While lawyers at the SC chanted “Jai Shri Ram”, Chief Justice Ranjan Gogoi threw a dinner for his colleagues that night at the Taj Mansingh in Delhi. A senior leader of the BJP, LK Advani — who had led the initial mob to desecrate the Babri Masjid in 1992, which in its aftermath had triggered one of the bloodiest anti-Muslim pogroms in the country — hailed the decision a victory of justice. “I stand vindicated, and feel deeply blessed, that the SC has given its unanimous verdict paving the way for the construction of a magnificent temple for Lord Ram at Ramjanmabhoomi in Ayodhya,” he said. For the rest of the right-wing nationalists, the decision had wrapped up a conflict dating almost a century.

But for some, the verdict has made a mockery of justice, especially for those who had witnessed the mob, on December 6, 1992, led by Advani along with other BJP stalwarts including Uma Bharati, instigating the crowd to pull down the 16th century mosque. Rioters marched through Ayodhya’s streets and raped hundreds of Muslim women as part of anti-Muslim riots. From there on, Muslims in India became outsiders and invaders. Later what happened in Gujarat in 2002 under the command of Modi as the chief minister was simply an extension of the hatred that Golwalkar and Advani had institutionalised way back in 1939 and 1992, respectively.

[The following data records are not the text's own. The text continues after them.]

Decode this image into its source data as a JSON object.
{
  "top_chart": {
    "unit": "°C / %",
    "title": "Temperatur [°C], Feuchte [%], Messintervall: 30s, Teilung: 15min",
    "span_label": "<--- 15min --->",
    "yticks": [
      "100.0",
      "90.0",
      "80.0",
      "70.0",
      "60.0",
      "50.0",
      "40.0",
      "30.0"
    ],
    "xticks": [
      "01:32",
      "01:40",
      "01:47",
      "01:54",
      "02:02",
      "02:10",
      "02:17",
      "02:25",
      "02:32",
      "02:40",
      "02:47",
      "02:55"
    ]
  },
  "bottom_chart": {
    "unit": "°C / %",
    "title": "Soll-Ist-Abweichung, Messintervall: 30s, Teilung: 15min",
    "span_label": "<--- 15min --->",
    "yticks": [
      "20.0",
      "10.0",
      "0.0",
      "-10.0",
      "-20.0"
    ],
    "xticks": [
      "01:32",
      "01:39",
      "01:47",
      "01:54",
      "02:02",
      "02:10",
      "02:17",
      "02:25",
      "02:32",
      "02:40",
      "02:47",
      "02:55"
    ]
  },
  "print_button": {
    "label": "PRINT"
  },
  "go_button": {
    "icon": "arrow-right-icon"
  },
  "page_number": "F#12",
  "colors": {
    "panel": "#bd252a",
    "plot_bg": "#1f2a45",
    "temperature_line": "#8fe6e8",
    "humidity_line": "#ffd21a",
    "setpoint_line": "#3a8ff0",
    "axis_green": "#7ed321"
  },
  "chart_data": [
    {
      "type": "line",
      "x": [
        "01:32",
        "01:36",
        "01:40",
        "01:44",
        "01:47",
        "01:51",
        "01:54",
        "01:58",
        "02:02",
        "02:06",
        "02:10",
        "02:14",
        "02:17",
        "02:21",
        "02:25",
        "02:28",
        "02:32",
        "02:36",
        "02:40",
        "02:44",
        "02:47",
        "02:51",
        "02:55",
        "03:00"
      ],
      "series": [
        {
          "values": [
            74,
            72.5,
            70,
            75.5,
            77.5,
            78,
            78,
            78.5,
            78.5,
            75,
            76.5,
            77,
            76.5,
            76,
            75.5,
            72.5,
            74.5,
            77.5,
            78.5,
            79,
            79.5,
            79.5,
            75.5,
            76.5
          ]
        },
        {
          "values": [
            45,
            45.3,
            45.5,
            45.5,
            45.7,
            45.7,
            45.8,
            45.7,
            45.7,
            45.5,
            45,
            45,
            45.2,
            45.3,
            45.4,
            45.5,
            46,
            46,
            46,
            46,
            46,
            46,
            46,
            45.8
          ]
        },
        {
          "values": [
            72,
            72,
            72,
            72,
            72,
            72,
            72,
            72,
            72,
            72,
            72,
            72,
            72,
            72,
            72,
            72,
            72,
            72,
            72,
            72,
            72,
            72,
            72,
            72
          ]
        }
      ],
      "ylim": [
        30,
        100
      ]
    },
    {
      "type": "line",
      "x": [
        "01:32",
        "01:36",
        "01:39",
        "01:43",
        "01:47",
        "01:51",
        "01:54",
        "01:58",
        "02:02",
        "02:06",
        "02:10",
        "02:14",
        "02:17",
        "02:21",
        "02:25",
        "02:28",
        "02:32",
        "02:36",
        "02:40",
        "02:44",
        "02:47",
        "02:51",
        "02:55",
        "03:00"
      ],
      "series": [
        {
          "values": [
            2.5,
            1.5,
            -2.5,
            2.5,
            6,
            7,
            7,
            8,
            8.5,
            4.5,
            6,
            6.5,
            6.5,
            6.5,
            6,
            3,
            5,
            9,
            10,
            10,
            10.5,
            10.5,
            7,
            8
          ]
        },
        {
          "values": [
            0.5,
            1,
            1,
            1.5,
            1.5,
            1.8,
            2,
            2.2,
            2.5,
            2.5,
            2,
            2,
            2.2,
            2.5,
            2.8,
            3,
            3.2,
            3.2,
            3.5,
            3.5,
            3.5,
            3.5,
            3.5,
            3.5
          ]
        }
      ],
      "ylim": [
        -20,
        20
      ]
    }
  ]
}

The celebrations of the so-called justice which exonerated the perpetrators of the violence that claimed more than 1,000 Muslim lives is, in fact, a reflection of India’s march towards illiberal democracy and an about-turn from its secular stance. It is no more Gandhi’s India; it is Golwalkar’s India, which the RSS-led BJP is striving to build.

If in Kashmir, Muslims have been thrown into a limbo, elsewhere they are being stripped of their right to dignity with a blatant message wrapped in the Babri Masjid verdict that henceforth the decision about their faith and its sanctity would be decided by the majority that unfortunately comprises right-wing supremacists.

This hatred veiled in the ambitious project to turn India into a Hindu state has set off alarm bells among leading intellectuals from India. Amartya Sen, a Nobel Prize-winning economist told The New Yorker magazine, “People are afraid. I have never seen this before.” He added that his friends were reluctant to talk to him on the phone. Perturbed by the judiciary’s increasingly compromised position, Pratap Bhanu Mehta, an eminent Indian academic, has opined, “The noose is tightening around all independent institutions in India.”

Though the West sounds apprehensive of India’s treatment towards Muslims, they lack the courage to put a spotlight on the dark side of Modi’s India which has become a threat to the minorities and the very idea of democracy.

What else but India’s 1.3 billion-strong market could explain this waning courage.

Published in The Express Tribune, November 14th, 2019.